Ellerimiz Ne Kadar Temiz?
Yayınlanma:
Yemeklerimi, genellikle evimde yemeyi tercih ederim. Bir lokantada yemek yemem icap ettiği zaman da, dikkatimden kaçmayan bir konu var: gelen müşterilerin pek çoğu, ellerini yıkamadan masaya oturmakta; kalkanlar da ellerini yıkamadan ayrılmaktadırlar. Halbuki hemen her iş, bir kirlilik vesilesidir. İşlerinde en çok ellerini kullanan çeşitli mesleklerin sahiplerinin, çalışma süreleri boyunca ellerinin ne kadar mikrobik kirliliklere düçar olduğu ortadadır. Yaşamda, dokunulan her şeyin mikroorganizma yatağı olduğu unutulmamalıdır.

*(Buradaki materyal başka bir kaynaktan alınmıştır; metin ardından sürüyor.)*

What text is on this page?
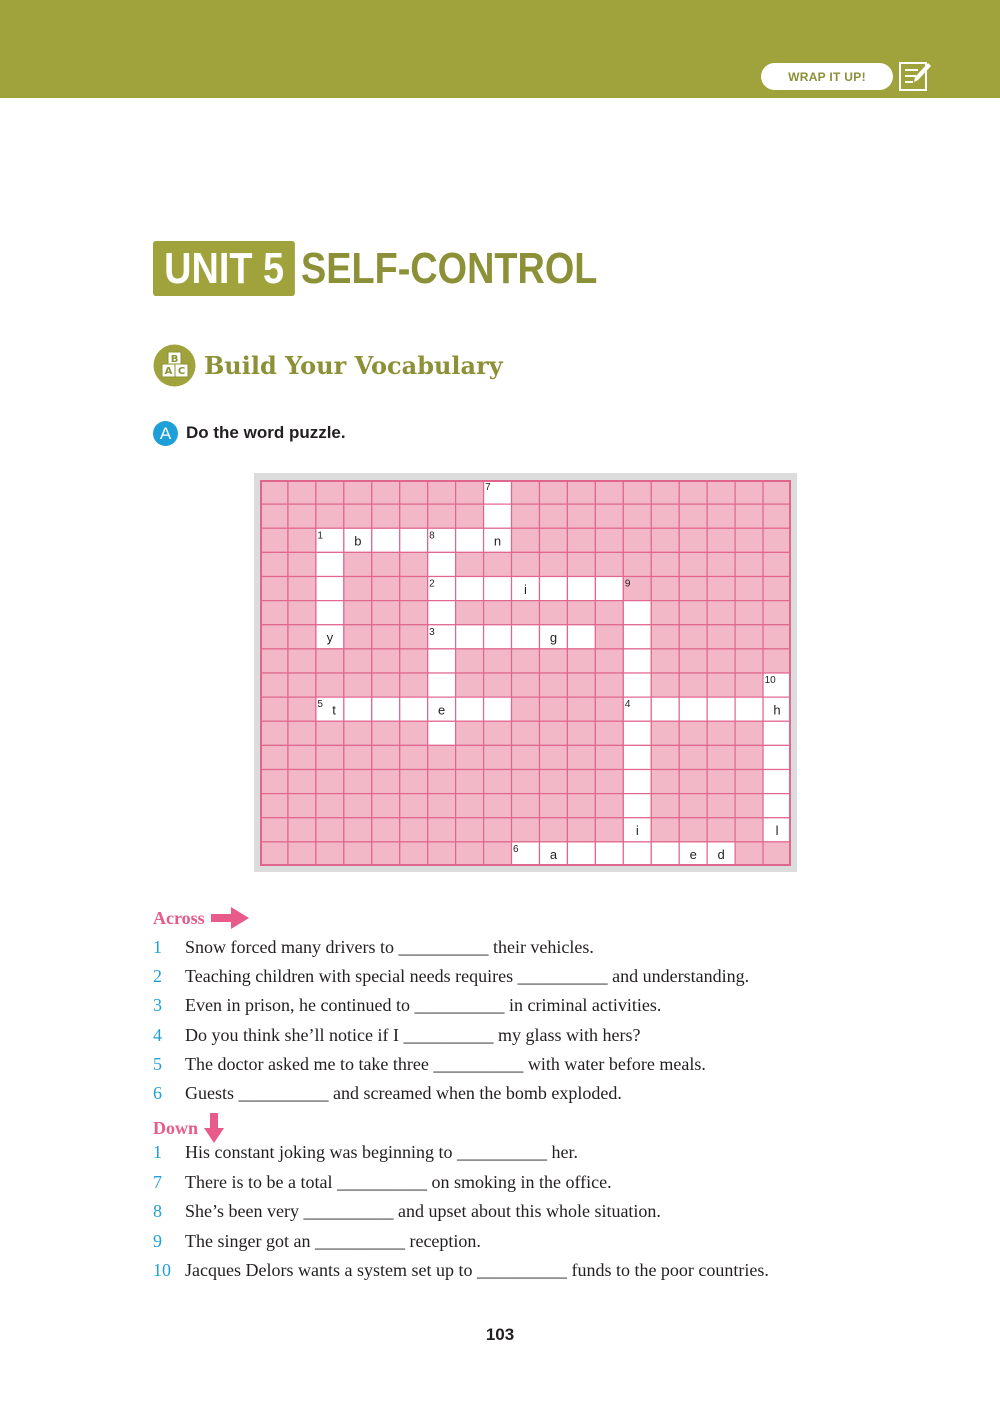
WRAP IT UP!
UNIT 5 SELF-CONTROL
B
A C Build Your Vocabulary
A Do the word puzzle.
7
1	8
2	9
3
10
5	4
6
b	n
i
y	g
t	e	h
i	l
a	e d
Across
1 Snow forced many drivers to __________ their vehicles.
2 Teaching children with special needs requires __________ and understanding.
3 Even in prison, he continued to __________ in criminal activities.
4 Do you think she’ll notice if I __________ my glass with hers?
5 The doctor asked me to take three __________ with water before meals.
6 Guests __________ and screamed when the bomb exploded.
Down
1 His constant joking was beginning to __________ her.
7 There is to be a total __________ on smoking in the office.
8 She’s been very __________ and upset about this whole situation.
9 The singer got an __________ reception.
10 Jacques Delors wants a system set up to __________ funds to the poor countries.
103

El temizliği ve sağlığı, kimyasal ve fiziksel zararların önlenmesinde birinci plânda bulunan bir önlemdir. Mesai sırasında çeşitli kişilerce kullanılan âlet ve edevat; binlerce kişi tarafından kullanılıp, elden ele geçen paralar; bulaşıcı hastalıklara mübtelâ olanların çevrelerine salgıladıkları mikrobik bulaşmalar, sağlığımızı son derece tehdit ederler. Bütün bunların birer mikrop yığını ve yuvası oldukları, ilgili sağlık eleman ve kurumlarınca açıklanmaktadır. Bilhassa işi icabı bunlarla meşgul olanların, herhangi bir hastalığa yakalanmamak için, temizliğe son derece dikkat ve itina göstermeleri, ellerini, bol su ve sabunla, sık sık güzelce yıkamaları gereklidir. Hele beslenirken bunu asla ihmal etmemeleri elzemdir.
Sadece yemek vesilesiyle değil, sabah kalkınca, işten eve dönünce, tuvaletten çıkınca da eller sabunla güzelce yıkanmalıdır.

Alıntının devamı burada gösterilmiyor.